Menschliche Verantwortung in der Planung
- Gottes Ebenbilder: Als Gottes Ebenbilder und nicht Computer sind wir berufen, diese göttliche Strategie in unserer Planung zu spiegeln.
- Stellvertretende Herrschaft: Die Verantwortung, königliche Vize-Regenten und Vertreter Gottes zu sein (1. Mose 1,27-28), wird nicht durch göttliche Souveränität negiert, sondern unterstrichen.
- Paradoxe Parallelität: In einer Parallelität, die niemand ergründen kann, sind wir “geschaffen in Christus Jesus zu guten Werken”, aber “guten Werken, die Gott im Voraus für uns bereitet hat” (Eph 2,10).

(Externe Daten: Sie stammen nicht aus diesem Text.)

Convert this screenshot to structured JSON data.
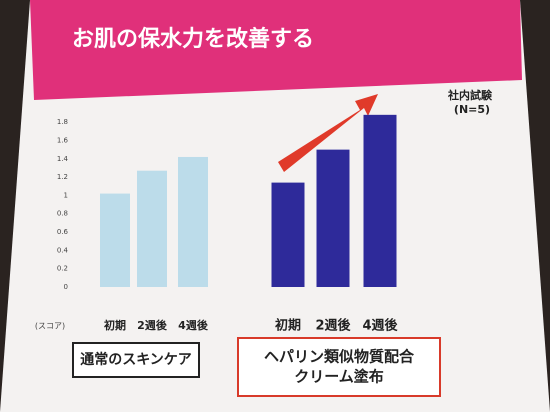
{
  "chart_data": {
    "type": "bar",
    "title": "お肌の保水力を改善する",
    "note": [
      "社内試験",
      "(N=5)"
    ],
    "y_label": "(スコア)",
    "ylim": [
      0,
      1.9
    ],
    "yticks": [
      0,
      0.2,
      0.4,
      0.6,
      0.8,
      1,
      1.2,
      1.4,
      1.6,
      1.8
    ],
    "grid": false,
    "groups": [
      {
        "name": [
          "通常のスキンケア"
        ],
        "color": "#bcdcea",
        "categories": [
          "初期",
          "2週後",
          "4週後"
        ],
        "values": [
          1.02,
          1.27,
          1.42
        ]
      },
      {
        "name": [
          "ヘパリン類似物質配合",
          "クリーム塗布"
        ],
        "color": "#2e2a9a",
        "categories": [
          "初期",
          "2週後",
          "4週後"
        ],
        "values": [
          1.14,
          1.5,
          1.88
        ]
      }
    ]
  }
}
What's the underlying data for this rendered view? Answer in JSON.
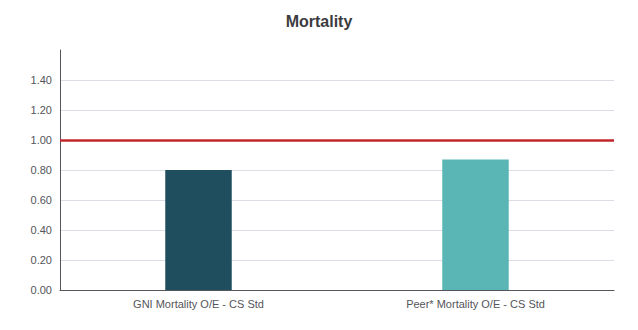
{
  "chart_data": {
    "type": "bar",
    "title": "Mortality",
    "categories": [
      "GNI Mortality O/E - CS Std",
      "Peer* Mortality O/E - CS Std"
    ],
    "values": [
      0.8,
      0.87
    ],
    "colors": [
      "#1f4e5f",
      "#5ab5b5"
    ],
    "ylim": [
      0,
      1.6
    ],
    "yticks": [
      {
        "value": 0.0,
        "label": "0.00"
      },
      {
        "value": 0.2,
        "label": "0.20"
      },
      {
        "value": 0.4,
        "label": "0.40"
      },
      {
        "value": 0.6,
        "label": "0.60"
      },
      {
        "value": 0.8,
        "label": "0.80"
      },
      {
        "value": 1.0,
        "label": "1.00"
      },
      {
        "value": 1.2,
        "label": "1.20"
      },
      {
        "value": 1.4,
        "label": "1.40"
      }
    ],
    "grid": true,
    "reference_lines": [
      {
        "value": 1.0,
        "color": "#c0272d"
      }
    ]
  }
}
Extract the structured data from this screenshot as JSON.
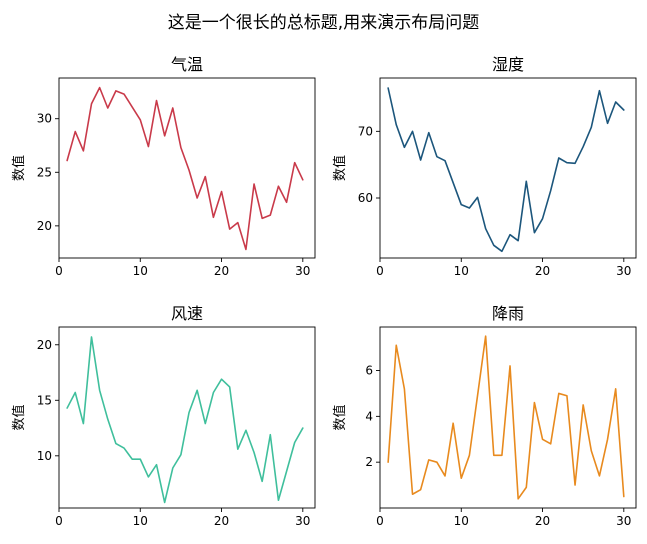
{
  "figure": {
    "suptitle": "这是一个很长的总标题,用来演示布局问题"
  },
  "chart_data": [
    {
      "type": "line",
      "title": "气温",
      "xlabel": "",
      "ylabel": "数值",
      "xlim": [
        0,
        31.5
      ],
      "ylim": [
        17.0,
        33.8
      ],
      "xticks": [
        0,
        10,
        20,
        30
      ],
      "yticks": [
        20,
        25,
        30
      ],
      "grid": false,
      "color": "#c93a4a",
      "x": [
        1,
        2,
        3,
        4,
        5,
        6,
        7,
        8,
        9,
        10,
        11,
        12,
        13,
        14,
        15,
        16,
        17,
        18,
        19,
        20,
        21,
        22,
        23,
        24,
        25,
        26,
        27,
        28,
        29,
        30
      ],
      "values": [
        26.1,
        28.8,
        27.0,
        31.4,
        32.9,
        31.0,
        32.6,
        32.3,
        31.1,
        29.9,
        27.4,
        31.7,
        28.4,
        31.0,
        27.3,
        25.2,
        22.6,
        24.6,
        20.8,
        23.2,
        19.7,
        20.3,
        17.8,
        23.9,
        20.7,
        21.0,
        23.7,
        22.2,
        25.9,
        24.3
      ]
    },
    {
      "type": "line",
      "title": "湿度",
      "xlabel": "",
      "ylabel": "数值",
      "xlim": [
        0,
        31.5
      ],
      "ylim": [
        51.0,
        78.0
      ],
      "xticks": [
        0,
        10,
        20,
        30
      ],
      "yticks": [
        60,
        70
      ],
      "grid": false,
      "color": "#1c567c",
      "x": [
        1,
        2,
        3,
        4,
        5,
        6,
        7,
        8,
        9,
        10,
        11,
        12,
        13,
        14,
        15,
        16,
        17,
        18,
        19,
        20,
        21,
        22,
        23,
        24,
        25,
        26,
        27,
        28,
        29,
        30
      ],
      "values": [
        76.5,
        71.0,
        67.6,
        70.0,
        65.7,
        69.8,
        66.2,
        65.6,
        62.3,
        59.0,
        58.5,
        60.1,
        55.4,
        52.9,
        52.0,
        54.5,
        53.6,
        62.5,
        54.8,
        56.9,
        61.1,
        66.0,
        65.3,
        65.2,
        67.7,
        70.6,
        76.1,
        71.2,
        74.4,
        73.2
      ]
    },
    {
      "type": "line",
      "title": "风速",
      "xlabel": "",
      "ylabel": "数值",
      "xlim": [
        0,
        31.5
      ],
      "ylim": [
        5.3,
        21.6
      ],
      "xticks": [
        0,
        10,
        20,
        30
      ],
      "yticks": [
        10,
        15,
        20
      ],
      "grid": false,
      "color": "#3fbf9c",
      "x": [
        1,
        2,
        3,
        4,
        5,
        6,
        7,
        8,
        9,
        10,
        11,
        12,
        13,
        14,
        15,
        16,
        17,
        18,
        19,
        20,
        21,
        22,
        23,
        24,
        25,
        26,
        27,
        28,
        29,
        30
      ],
      "values": [
        14.3,
        15.7,
        12.9,
        20.7,
        15.9,
        13.3,
        11.1,
        10.7,
        9.7,
        9.7,
        8.1,
        9.2,
        5.8,
        8.9,
        10.1,
        13.9,
        15.9,
        12.9,
        15.7,
        16.9,
        16.2,
        10.6,
        12.3,
        10.3,
        7.7,
        11.9,
        6.0,
        8.6,
        11.2,
        12.5
      ]
    },
    {
      "type": "line",
      "title": "降雨",
      "xlabel": "",
      "ylabel": "数值",
      "xlim": [
        0,
        31.5
      ],
      "ylim": [
        0.0,
        7.9
      ],
      "xticks": [
        0,
        10,
        20,
        30
      ],
      "yticks": [
        2,
        4,
        6
      ],
      "grid": false,
      "color": "#e88a1e",
      "x": [
        1,
        2,
        3,
        4,
        5,
        6,
        7,
        8,
        9,
        10,
        11,
        12,
        13,
        14,
        15,
        16,
        17,
        18,
        19,
        20,
        21,
        22,
        23,
        24,
        25,
        26,
        27,
        28,
        29,
        30
      ],
      "values": [
        2.0,
        7.1,
        5.2,
        0.6,
        0.8,
        2.1,
        2.0,
        1.4,
        3.7,
        1.3,
        2.3,
        4.9,
        7.5,
        2.3,
        2.3,
        6.2,
        0.4,
        0.9,
        4.6,
        3.0,
        2.8,
        5.0,
        4.9,
        1.0,
        4.5,
        2.5,
        1.4,
        3.0,
        5.2,
        0.5
      ]
    }
  ]
}
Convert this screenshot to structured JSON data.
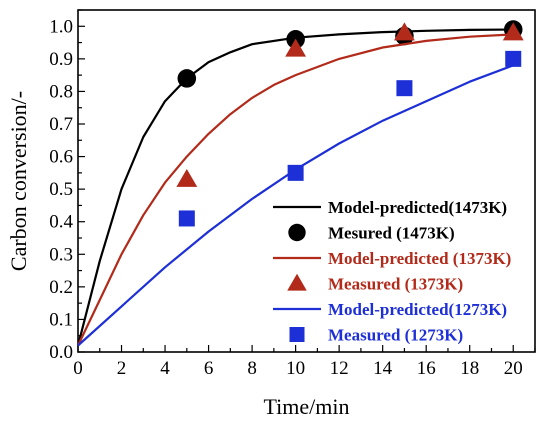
{
  "chart_data": {
    "type": "line",
    "xlabel": "Time/min",
    "ylabel": "Carbon conversion/-",
    "xlim": [
      0,
      21
    ],
    "ylim": [
      0,
      1.05
    ],
    "x_ticks": [
      "0",
      "2",
      "4",
      "6",
      "8",
      "10",
      "12",
      "14",
      "16",
      "18",
      "20"
    ],
    "y_ticks": [
      "0.0",
      "0.1",
      "0.2",
      "0.3",
      "0.4",
      "0.5",
      "0.6",
      "0.7",
      "0.8",
      "0.9",
      "1.0"
    ],
    "grid": false,
    "legend_position": "bottom-right",
    "series": [
      {
        "name": "Model-predicted(1473K)",
        "kind": "line",
        "color": "#000000",
        "x": [
          0,
          1,
          2,
          3,
          4,
          5,
          6,
          7,
          8,
          10,
          12,
          14,
          16,
          18,
          20
        ],
        "y": [
          0.02,
          0.28,
          0.5,
          0.66,
          0.77,
          0.84,
          0.89,
          0.92,
          0.945,
          0.965,
          0.975,
          0.982,
          0.986,
          0.989,
          0.99
        ]
      },
      {
        "name": "Mesured (1473K)",
        "kind": "scatter",
        "marker": "circle",
        "color": "#000000",
        "x": [
          5,
          10,
          15,
          20
        ],
        "y": [
          0.84,
          0.96,
          0.97,
          0.99
        ]
      },
      {
        "name": "Model-predicted (1373K)",
        "kind": "line",
        "color": "#b22a1a",
        "x": [
          0,
          1,
          2,
          3,
          4,
          5,
          6,
          7,
          8,
          9,
          10,
          12,
          14,
          16,
          18,
          20
        ],
        "y": [
          0.02,
          0.16,
          0.3,
          0.42,
          0.52,
          0.6,
          0.67,
          0.73,
          0.78,
          0.82,
          0.85,
          0.9,
          0.935,
          0.955,
          0.968,
          0.975
        ]
      },
      {
        "name": "Measured (1373K)",
        "kind": "scatter",
        "marker": "triangle",
        "color": "#b22a1a",
        "x": [
          5,
          10,
          15,
          20
        ],
        "y": [
          0.53,
          0.93,
          0.98,
          0.98
        ]
      },
      {
        "name": "Model-predicted(1273K)",
        "kind": "line",
        "color": "#1d2fd6",
        "x": [
          0,
          2,
          4,
          6,
          8,
          10,
          12,
          14,
          16,
          18,
          20
        ],
        "y": [
          0.02,
          0.14,
          0.26,
          0.37,
          0.47,
          0.56,
          0.64,
          0.71,
          0.77,
          0.83,
          0.88
        ]
      },
      {
        "name": "Measured (1273K)",
        "kind": "scatter",
        "marker": "square",
        "color": "#1d2fd6",
        "x": [
          5,
          10,
          15,
          20
        ],
        "y": [
          0.41,
          0.55,
          0.81,
          0.9
        ]
      }
    ]
  }
}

- Säen und Ernten: Derselbe Gott, der Wachstum gibt, erwartet auch, dass einer den Samen pflanzen und ein anderer ihn gießen muss (1. Kor 3,6).
Grenzen menschlicher Planung
- Kreatürliche Beschränkungen: Die Grenzen unserer Geschöpflichkeit und die Kurzsichtigkeit der Sünde können Strategieplanung fehlleiten.
- Gottes Segen notwendig: Gott muss noch segnen, was der menschliche städtische Wachsamkeit erkennen kann oder nicht (Ps 127,1).
- Geistliche Umleitung: Wohlgemeinte Strategien für urbane Evangelisation benötigen manchmal Umleitung durch den Geist (Apg 16,6-7).
- Falsche Richtungen: Planung kann sehr in die falsche Richtung gehen, fehlgeformt durch gierigen Ehrgeiz (Josua 7) oder fehlplatzierte Furcht (4. Mose 13,31-33).